Gary Lineker has said he still believes his tweet about the Government’s “cruel” asylum policy was “factually accurate”.

The Match Of The Day presenter told Alastair Campbell, during an interview for Men’s Health UK magazine, that he stood by his comments.

The BBC has launched an independent review of its social media guidance for freelancers following a row prompted by Lineker’s tweets last month.

Lineker was taken off air by the broadcaster after posting a tweet in which he said the language used by the Government to promote its asylum plans was not dissimilar to 1930s Germany.

He later returned to his Match Of The Day presenting role following a major boycott by top on-air talent.

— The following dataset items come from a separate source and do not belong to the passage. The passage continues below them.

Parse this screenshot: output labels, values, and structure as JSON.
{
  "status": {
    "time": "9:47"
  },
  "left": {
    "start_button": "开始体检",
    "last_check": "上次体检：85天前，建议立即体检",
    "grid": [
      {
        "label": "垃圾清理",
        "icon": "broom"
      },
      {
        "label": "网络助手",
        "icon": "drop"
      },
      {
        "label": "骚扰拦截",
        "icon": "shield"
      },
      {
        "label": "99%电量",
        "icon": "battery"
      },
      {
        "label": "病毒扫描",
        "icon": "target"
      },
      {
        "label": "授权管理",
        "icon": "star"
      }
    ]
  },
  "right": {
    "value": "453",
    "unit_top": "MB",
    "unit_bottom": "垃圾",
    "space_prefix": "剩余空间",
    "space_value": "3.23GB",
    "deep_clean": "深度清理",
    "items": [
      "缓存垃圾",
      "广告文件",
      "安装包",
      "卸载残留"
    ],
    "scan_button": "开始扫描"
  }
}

As part of a Men’s Health UK’s Talking Heads interview, Lineker said: “When I sent that tweet, it honestly never even crossed my mind that it would lead to where it went.

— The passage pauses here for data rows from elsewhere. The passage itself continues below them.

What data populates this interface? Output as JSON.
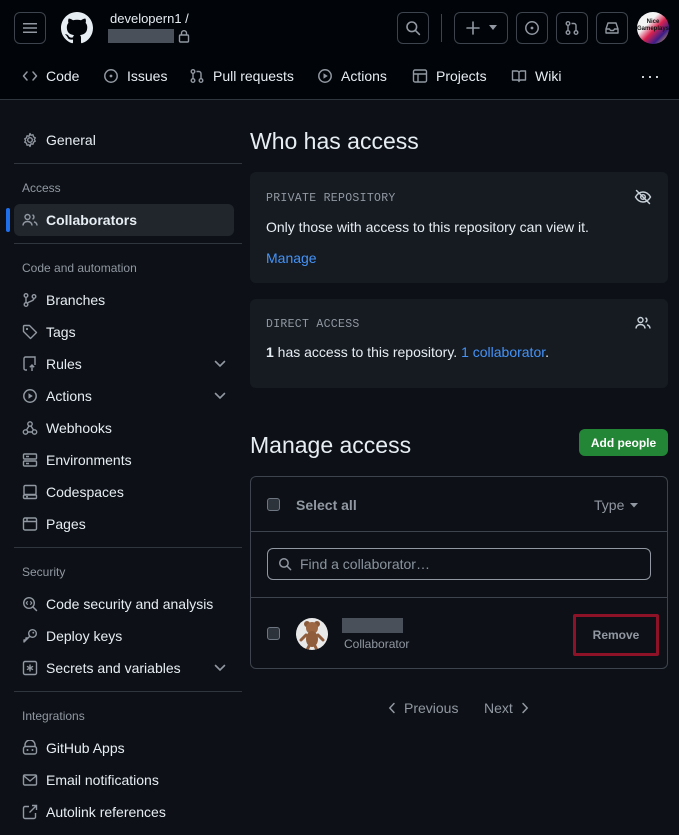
{
  "header": {
    "owner": "developern1 /",
    "avatar_text": "Nice Gameplays"
  },
  "nav": {
    "tabs": [
      "Code",
      "Issues",
      "Pull requests",
      "Actions",
      "Projects",
      "Wiki"
    ],
    "more": "···"
  },
  "sidebar": {
    "general": "General",
    "sections": [
      {
        "heading": "Access",
        "items": [
          "Collaborators"
        ]
      },
      {
        "heading": "Code and automation",
        "items": [
          "Branches",
          "Tags",
          "Rules",
          "Actions",
          "Webhooks",
          "Environments",
          "Codespaces",
          "Pages"
        ]
      },
      {
        "heading": "Security",
        "items": [
          "Code security and analysis",
          "Deploy keys",
          "Secrets and variables"
        ]
      },
      {
        "heading": "Integrations",
        "items": [
          "GitHub Apps",
          "Email notifications",
          "Autolink references"
        ]
      }
    ]
  },
  "who_has_access": {
    "title": "Who has access",
    "private_label": "PRIVATE REPOSITORY",
    "private_text": "Only those with access to this repository can view it.",
    "manage_link": "Manage",
    "direct_label": "DIRECT ACCESS",
    "direct_count": "1",
    "direct_text": " has access to this repository. ",
    "direct_link": "1 collaborator",
    "direct_end": "."
  },
  "manage_access": {
    "title": "Manage access",
    "add_button": "Add people",
    "select_all": "Select all",
    "type_filter": "Type",
    "search_placeholder": "Find a collaborator…",
    "collaborator_role": "Collaborator",
    "remove_button": "Remove"
  },
  "pagination": {
    "previous": "Previous",
    "next": "Next"
  },
  "colors": {
    "accent": "#1f6feb",
    "link": "#4493f8",
    "primary_button": "#238636",
    "remove_highlight": "#8e1227"
  }
}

“I’ve worked with refugees’ charities for years.

“So, when I saw the Suella Braverman film, I said I thought it was pretty awful.

“Then the ‘stick to football’ people weighed in and I replied to one of them, just saying there was no massive influx, the UK takes far fewer refugees than other European countries, this is a cruel policy, and the language used in the debate reminds us of the debate in Germany in the 1930s.

“I think that is factually accurate.”


Lineker said that when new social media guidance was introduced by director-general Tim Davie in October 2020, he agreed that he would not stop “occasionally” tweeting about two issues – climate change and refugees.

He added: “I wasn’t prepared to back down on that, especially as I felt and still feel that what I tweeted was fair and true.

“I wasn’t abusive, I wasn’t saying she (Braverman) was a Nazi.

“I talked about the use of words like ‘invasion’ and ‘swarms’ and ‘criminals’ and ‘rapists’, which I think we should be very careful about because it has real-life consequences.”

Lineker said after he had been taken off air by the BBC he found it “hard to see" how the issue got resolved "unless they backed down”.

He added: “I think the key moment was when the other presenters and then the commentators made it clear they wouldn’t go on if I was taken off air."

Addressing the broadcaster’s director-general, he said: “To be fair to Tim Davie, he admitted they had got it wrong and sorted it out.

“I love the BBC and I was very glad to be back on air and talking about football again.”